Aurora HDR 2018 is a fairly large program [~550 MB] to combine & process HDR photos, but the processing part works on regular, non-HDR images just as well. SOS has it for free for the next 4 days, but I picked it up as part of a Humble Bundle pack a while ago. The current version is Aurora HDR 2019, which adds their new HDR engine, & the *alleged special* upgrade price I was offered was $60, based on the copy I got earlier.
If you’ve got the disk space to spare, and if you do any photo work or processing, and if you do not have an active Adobe CC subscription [so no Photoshop or Lightroom], it’s well worth getting IMHO. That’s because it offers several higher end features in an easy to use GUI, that’ll let you adjust stuff like white balance, tint, detail, and Dodge [lighten] or Burn [darken] the parts of your photo you paint on. It’s not like the Franzis HDR app, which to me is much more about special FX to alter the photo than anything having to do with regular image processing or HDR.

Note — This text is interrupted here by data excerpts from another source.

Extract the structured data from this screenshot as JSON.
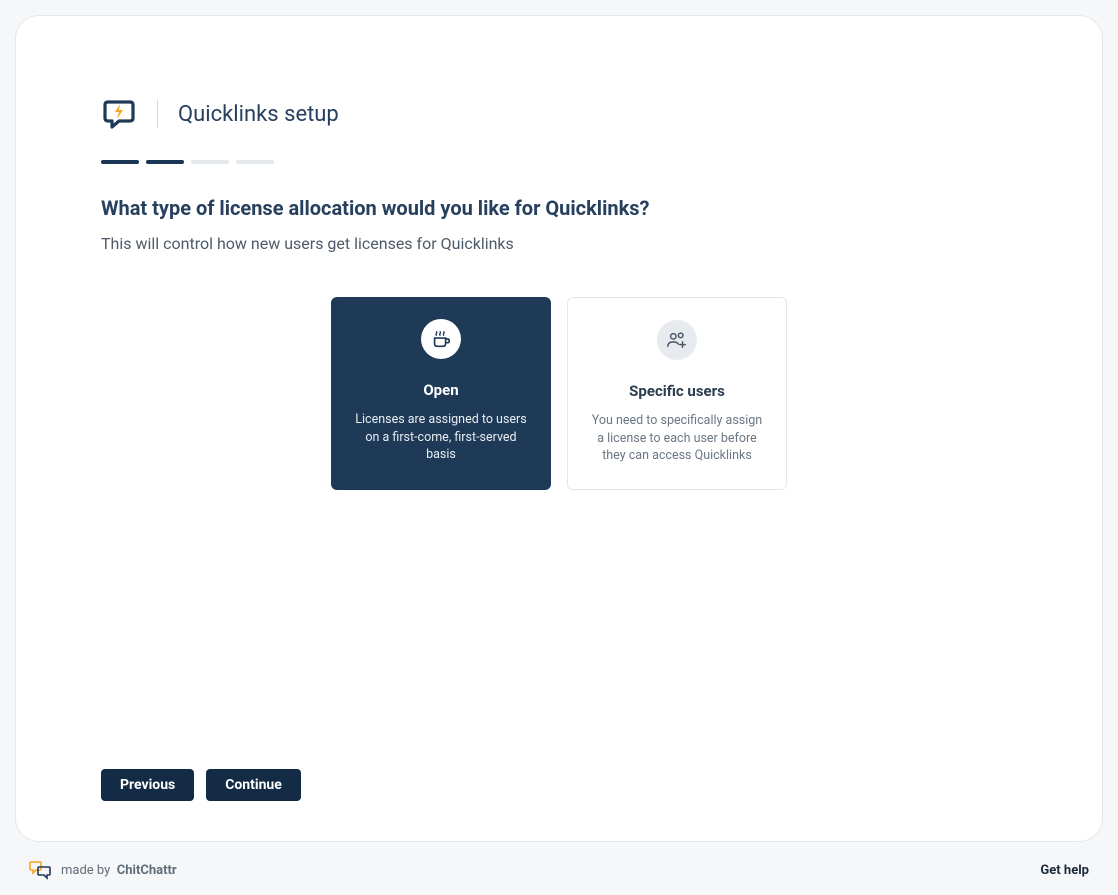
{
  "header": {
    "title": "Quicklinks setup"
  },
  "progress": {
    "total": 4,
    "completed": 2
  },
  "question": {
    "title": "What type of license allocation would you like for Quicklinks?",
    "subtitle": "This will control how new users get licenses for Quicklinks"
  },
  "options": [
    {
      "title": "Open",
      "description": "Licenses are assigned to users on a first-come, first-served basis",
      "selected": true,
      "icon": "coffee-icon"
    },
    {
      "title": "Specific users",
      "description": "You need to specifically assign a license to each user before they can access Quicklinks",
      "selected": false,
      "icon": "users-add-icon"
    }
  ],
  "buttons": {
    "previous": "Previous",
    "continue": "Continue"
  },
  "footer": {
    "made_by": "made by",
    "brand": "ChitChattr",
    "help": "Get help"
  }
}
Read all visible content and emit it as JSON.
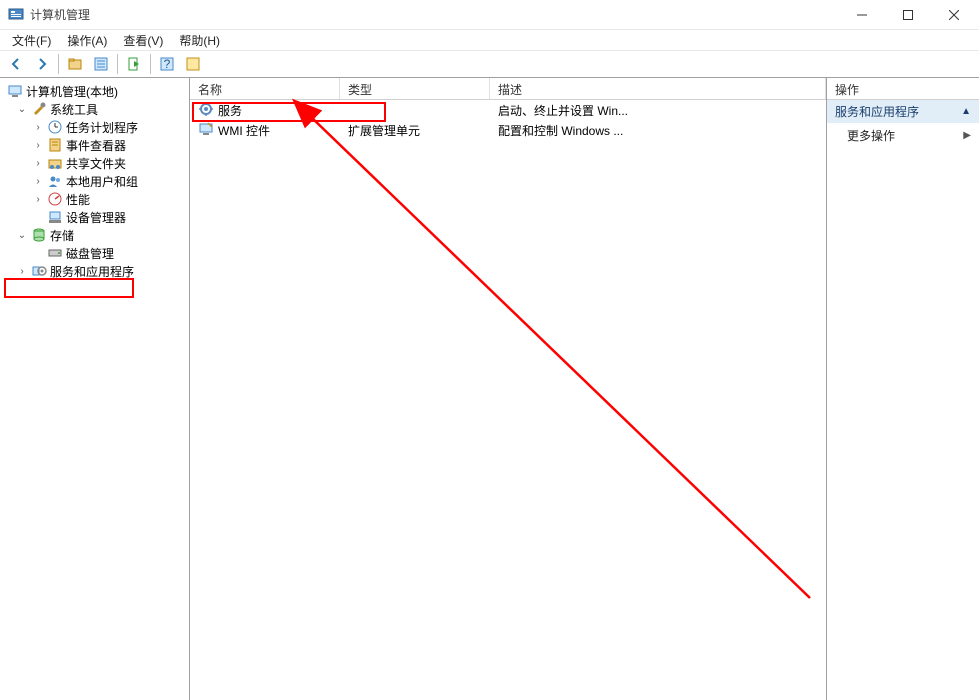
{
  "title": "计算机管理",
  "menu": {
    "file": "文件(F)",
    "action": "操作(A)",
    "view": "查看(V)",
    "help": "帮助(H)"
  },
  "tree": {
    "root": "计算机管理(本地)",
    "system_tools": "系统工具",
    "task_scheduler": "任务计划程序",
    "event_viewer": "事件查看器",
    "shared_folders": "共享文件夹",
    "local_users": "本地用户和组",
    "performance": "性能",
    "device_manager": "设备管理器",
    "storage": "存储",
    "disk_management": "磁盘管理",
    "services_apps": "服务和应用程序"
  },
  "list": {
    "headers": {
      "name": "名称",
      "type": "类型",
      "desc": "描述"
    },
    "rows": [
      {
        "name": "服务",
        "type": "",
        "desc": "启动、终止并设置 Win..."
      },
      {
        "name": "WMI 控件",
        "type": "扩展管理单元",
        "desc": "配置和控制 Windows ..."
      }
    ]
  },
  "actions": {
    "header": "操作",
    "group": "服务和应用程序",
    "more": "更多操作"
  },
  "twisty": {
    "expanded": "⌄",
    "collapsed": "›"
  }
}
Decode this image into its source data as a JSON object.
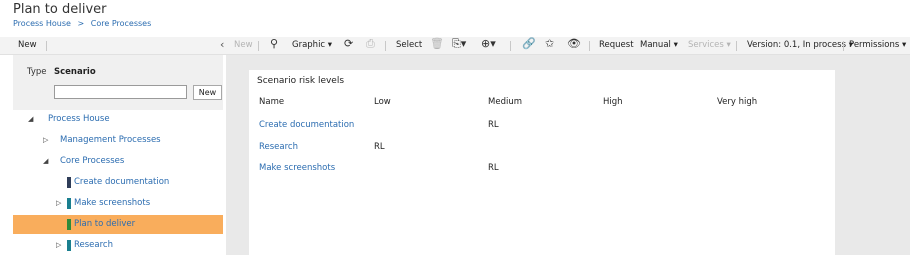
{
  "header": {
    "title": "Plan to deliver",
    "breadcrumb": [
      "Process House",
      ">",
      "Core Processes"
    ]
  },
  "left_toolbar": {
    "new_label": "New",
    "collapse_icon": "chevron-left-icon"
  },
  "left_panel": {
    "type_label": "Type",
    "type_value": "Scenario",
    "search_placeholder": "",
    "new_button": "New"
  },
  "tree": {
    "items": [
      {
        "label": "Process House",
        "toggle": "◢",
        "bar_color": ""
      },
      {
        "label": "Management Processes",
        "toggle": "▷",
        "bar_color": ""
      },
      {
        "label": "Core Processes",
        "toggle": "◢",
        "bar_color": ""
      },
      {
        "label": "Create documentation",
        "toggle": "",
        "bar_color": "#2f3d59"
      },
      {
        "label": "Make screenshots",
        "toggle": "▷",
        "bar_color": "#1a7f8f"
      },
      {
        "label": "Plan to deliver",
        "toggle": "",
        "bar_color": "#2e8b3a",
        "selected": true
      },
      {
        "label": "Research",
        "toggle": "▷",
        "bar_color": "#1a7f8f"
      }
    ]
  },
  "main_toolbar": {
    "new_label": "New",
    "graphic_label": "Graphic ▾",
    "select_label": "Select",
    "request_label": "Request",
    "manual_label": "Manual ▾",
    "services_label": "Services ▾",
    "version_label": "Version: 0.1, In process ▾",
    "permissions_label": "Permissions ▾",
    "icons": {
      "search": "⚲",
      "refresh": "⟳",
      "print": "⎙",
      "delete": "🗑",
      "copy": "⎘▾",
      "add": "⊕▾",
      "link": "🔗",
      "star": "✩",
      "eye": "👁"
    }
  },
  "risk_table": {
    "title": "Scenario risk levels",
    "columns": [
      "Name",
      "Low",
      "Medium",
      "High",
      "Very high"
    ],
    "rows": [
      {
        "name": "Create documentation",
        "low": "",
        "medium": "RL",
        "high": "",
        "very_high": ""
      },
      {
        "name": "Research",
        "low": "RL",
        "medium": "",
        "high": "",
        "very_high": ""
      },
      {
        "name": "Make screenshots",
        "low": "",
        "medium": "RL",
        "high": "",
        "very_high": ""
      }
    ]
  },
  "colors": {
    "selection": "#f9ad5c",
    "link": "#2b6cb0",
    "panel_bg": "#f0f0f0",
    "content_bg": "#e9e9e9"
  }
}
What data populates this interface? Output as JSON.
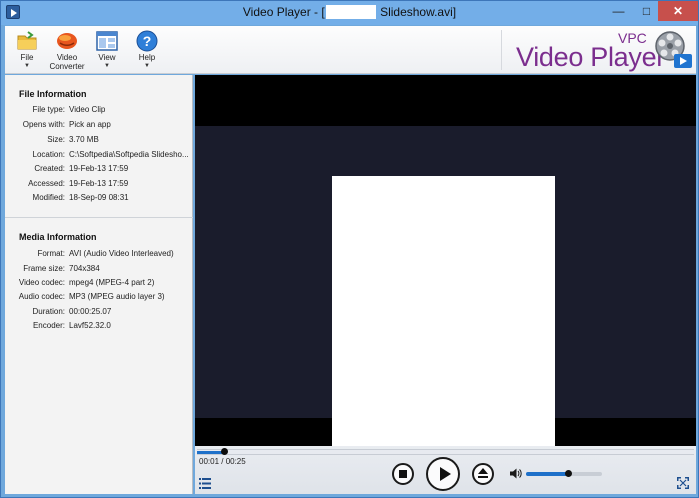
{
  "window": {
    "title_prefix": "Video Player - [",
    "title_suffix": "Slideshow.avi]",
    "min_glyph": "—",
    "max_glyph": "□",
    "close_glyph": "✕"
  },
  "toolbar": {
    "buttons": [
      {
        "label": "File",
        "icon": "folder-icon"
      },
      {
        "label": "Video Converter",
        "icon": "converter-icon"
      },
      {
        "label": "View",
        "icon": "view-icon"
      },
      {
        "label": "Help",
        "icon": "help-icon"
      }
    ],
    "dropdown_glyph": "▼",
    "brand_vpc": "VPC",
    "brand_name": "Video Player"
  },
  "file_info": {
    "title": "File Information",
    "rows": [
      {
        "label": "File type:",
        "value": "Video Clip"
      },
      {
        "label": "Opens with:",
        "value": "Pick an app"
      },
      {
        "label": "Size:",
        "value": "3.70 MB"
      },
      {
        "label": "Location:",
        "value": "C:\\Softpedia\\Softpedia Slidesho..."
      },
      {
        "label": "Created:",
        "value": "19-Feb-13 17:59"
      },
      {
        "label": "Accessed:",
        "value": "19-Feb-13 17:59"
      },
      {
        "label": "Modified:",
        "value": "18-Sep-09 08:31"
      }
    ]
  },
  "media_info": {
    "title": "Media Information",
    "rows": [
      {
        "label": "Format:",
        "value": "AVI (Audio Video Interleaved)"
      },
      {
        "label": "Frame size:",
        "value": "704x384"
      },
      {
        "label": "Video codec:",
        "value": "mpeg4 (MPEG-4 part 2)"
      },
      {
        "label": "Audio codec:",
        "value": "MP3 (MPEG audio layer 3)"
      },
      {
        "label": "Duration:",
        "value": "00:00:25.07"
      },
      {
        "label": "Encoder:",
        "value": "Lavf52.32.0"
      }
    ]
  },
  "player": {
    "time_display": "00:01 / 00:25",
    "progress_fraction": 0.055,
    "volume_fraction": 0.55,
    "accent_color": "#1e70c9"
  }
}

HDR itself, in case you’re wondering, is the method where you take & then merge several photos that are identical except for [usually just] exposure settings. A camera sensor [or film] captures & records the light hitting the sensor over a variable amount of time – the shutter speed. The amount of light is further controlled by the size of the lens opening – the aperture. If the sensor records too much light, e.g. too slow of a shutter speed &/or too large of a lens opening, the picture will be somewhere between too light & white. If the sensor records too little light because of the shutter speed &/or lens opening, the photo will be too dark to black. Often in the real world a combination of shutter speed and lens opening will work fine for some parts of the scene you want to photograph, but not well at all for other parts of that scene. The idea of HDR is to take as many photos as necessary, but using different camera settings, so that you have one photo perfectly exposed for every part of the scene.
While that sounds a bit time consuming, many cameras in the mid to higher price range have a feature called bracketing. It lets you set the camera to take 2 or 3 or 4 [sometimes more] pictures every time you push the shutter button, each at a predefined step in the adjustment settings, e.g. faster, or a wider lens opening etc., so you could have one normal shot at whatever the camera automatically sets, & then 3 shots that were each progressively darker.
Now you could cut and paste parts of one photo into another to get things close to perfect, but HDR software instead combines the data from each shot into one larger file. It will not automatically look better, at least not always, depending on the software you use – instead you lighten or darken parts of the image yourself, and when you do that it uses the extra data in the combined file, so darkening shadows for instance doesn’t make them look like mud.
And it’s all the controls in Aurora HDR 2018 that you’d use to bring out those highlights & details in an HDR image that I feel you’d find useful, even when/if you don’t have the combined data from multiple shots. Yes, you could do the same stuff in say PaintShop Pro, and then some, but PaintShop Pro is anything but free.